AC Milan - FC Barcelona

Le finali di UEFA Champions League

18 maggio 1994, Olympiakó Stádio "Spyros Louis", Atene
Tabellino | Full match | Altro: 1° tempo - 2° tempo | Highlights


- Riepilogo UEFA
- Storie di calcio
- Maglia rossonera
- The Guardian
- ESPN
- Old School Panini
- Mundo Deportivo


Una gioiosa macchina da Coppa (Gigi Garanzini, "La Voce", 19 maggio 1994)

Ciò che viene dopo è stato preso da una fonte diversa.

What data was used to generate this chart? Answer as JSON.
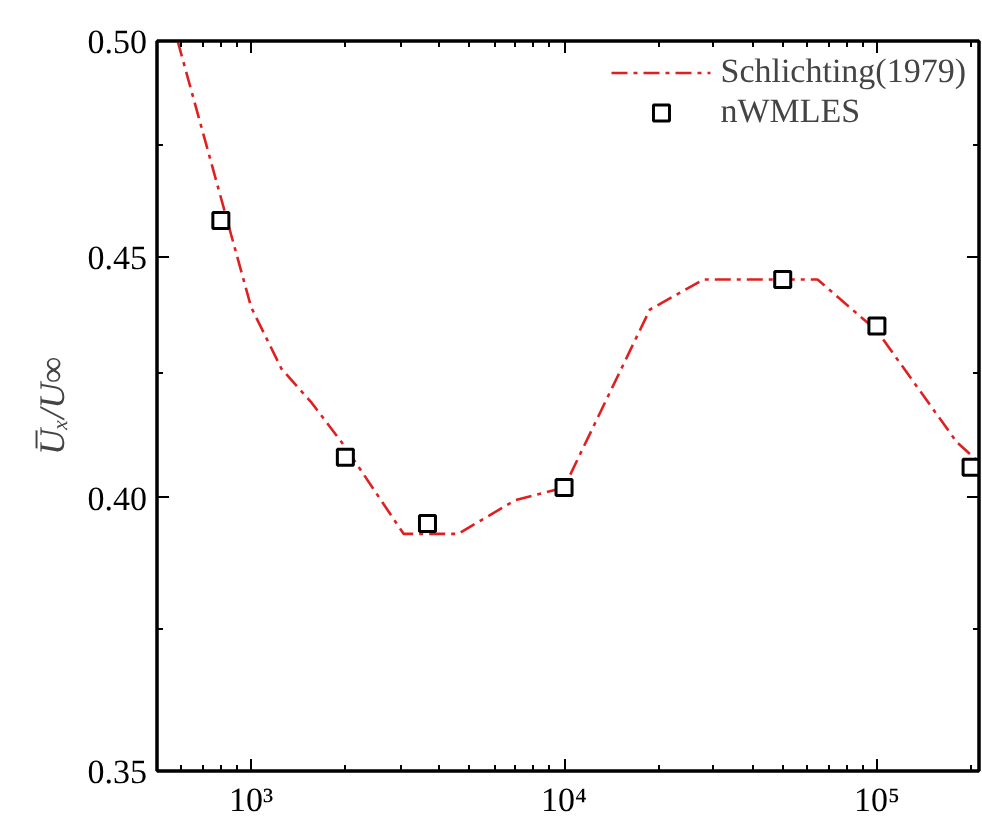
{
  "chart_data": {
    "type": "line",
    "ylabel": "U̅ₓ/U∞",
    "log": "xy",
    "xlim": [
      500,
      212000
    ],
    "ylim": [
      0.35,
      0.5
    ],
    "xticks": [
      {
        "value": 1000,
        "label": "10³"
      },
      {
        "value": 10000,
        "label": "10⁴"
      },
      {
        "value": 100000,
        "label": "10⁵"
      }
    ],
    "yticks": [
      0.35,
      {
        "value": 0.4,
        "label": "0.40"
      },
      0.45,
      {
        "value": 0.5,
        "label": "0.50"
      }
    ],
    "grid": false,
    "legend": "top right",
    "series": [
      {
        "name": "Schlichting(1979)",
        "line_style": "dashdot",
        "marker": "none",
        "color": "#e02020",
        "x": [
          582,
          1000,
          1250,
          1560,
          2000,
          3070,
          4590,
          6970,
          10000,
          18800,
          27900,
          64600,
          100000,
          180000,
          212000
        ],
        "values": [
          0.5,
          0.439,
          0.426,
          0.419,
          0.41,
          0.393,
          0.393,
          0.3995,
          0.402,
          0.4385,
          0.445,
          0.445,
          0.434,
          0.411,
          0.407
        ]
      },
      {
        "name": "nWMLES",
        "type": "scatter",
        "marker": "square",
        "color": "#000000",
        "x": [
          800,
          2000,
          3660,
          10000,
          50000,
          100000,
          200000
        ],
        "values": [
          0.458,
          0.408,
          0.395,
          0.402,
          0.445,
          0.435,
          0.406
        ]
      }
    ]
  }
}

Gliene hanno dati quattro, perché ad un certo punto si sono fermati. Hanno pensato a portare a casa le gambe – tutti meno Maldini, azzoppato di brutto – anziché infierire su di una squadra cui già avevano impartito una lezione di calcio memorabile. Superiori in tutto, una gioiosa macchina da football contro i soliti disorganizzati e velleitari convinti, chissà perché e chissà da chi, di poter vincere, anzi di aver già vinto contro un Milan che potrebbe insegnar loro come si sta in campo, come si protegge la difesa, come si riconquista palla e come si buca una retroguardia da torneo aziendale. Dopo di che, ciliegina sulla torta, alla lezione pratica potrebbe farne seguire una di teoria. Ricorrendo ad un antico proverbio spagnolo, ignoto forse a Cruyff e ai suoi: «la palabra es de plata, ma el silencio es de auro». Erano bastati pochi minuti per verificare sul campo quanto ci eravamo permessi di azzardare alla vigilia. E cioè, per quanto capace di giocare un gran calcio, una squadra con le lacune difensive del Barcellona non può essere considerata favorita netta, come si pretendeva, contro un avversario organizzato, concreto, intelligente come il Milan. Tessevano la loro brava tela, gli azulgrana, facendo correre la palla rasoterra. Ma di fronte non c'erano i pellegrini cui sono abituati dalle parti loro, c'erano invece Desailly, Donadoni, Massaro, Boban, gente capace di intuire le intenzioni, di strappar palla. 
E ci voleva subito un riflesso condizionato dal guardalinee, al 9°, per impedire al Milan di colpire a freddo. Sulla ribattuta di Boban in area, dopo respinta di Nadal, c'era Desailly in fuorigioco un attimo prima che Panucci schiacciasse in gol. Ma era evidente da parte del francese il movimento all'indietro e la non-volontà di partecipare all'azione. Ma il Milan non si smontava. Girata di Massaro parata, tentativo di Donadoni contrato e poi, al 22°, il gol. Spunto di Savicevic a destra, difesa tagliata a fettine, assist a seguire oltre il secondo palo, Massaro solo e gol nella rete sguarnita. Con Baresi e Costacurta, a quel punto, la coppa sarebbe stata in cassaforte. Ma anche così diventava dura per il Barça. Perché nemmeno Galli e Maldini fallivano un colpo e dieci metri davanti a loro Desailly organizzava la resistenza, casomai gli spagnoli alle parole della vigilia si decidessero a dar seguito ai fatti. Macché, giusto un tentativo di Romario, un affondo di Stoichkov, solletico per Rossi che si permetteva anche un po' di scena per far recapitare al bulgaro un cartellino giallo. 
C'era solo il Milan in campo, lo avrebbe capito anche un bambino. Non lo capiva invece il Barcellona, che anziché proteggere lo 0 a 1 sino al riposo continuava a ruminare il suo calcetto velleitario, tipico di chi aveva messo in preventivo una passeggiata e si ritrovava alle prese con un sesto grado. Così il Milan piazzava, a tempo scaduto, il colpo del k.o. Donadoni da sinistra saltava Ferrer come un birillo, avanzava lungo la linea di fondo e centrava su Massaro. Girata al volo di sinistro nell'angolo lontano, da manuale. Il 3 a 0 subito in avvio di ripresa. Forse un mezzo fallo di Savicevic su Nadal, che si fermava. Lo slavo invece tirava diritto, scorgeva Zubizarreta fuori porta e lo gelava con un lungo pallonetto nell'angolo lontano. Coppa in bacheca, accenno di melina del Milan e pedate a volontà degli spagnoli con una raffica di cartellini. 
Ma eran dettagli ormai. Di fronte ad un Barcellona scoppiato come un palloncino di sagra paesana, il Milan ormai scherzava. E mentre i trentamila e passa milanisti giunti fino qui ad Atene intonavano «Fabio-Fabio» arrivava anche il 4 a 0, firmato subito dopo un palo di Savicevic da Marcel Desailly. Il giocatore che più di ogni altro se l'era meritato. Un trionfo. O, se preferite, una mattanza.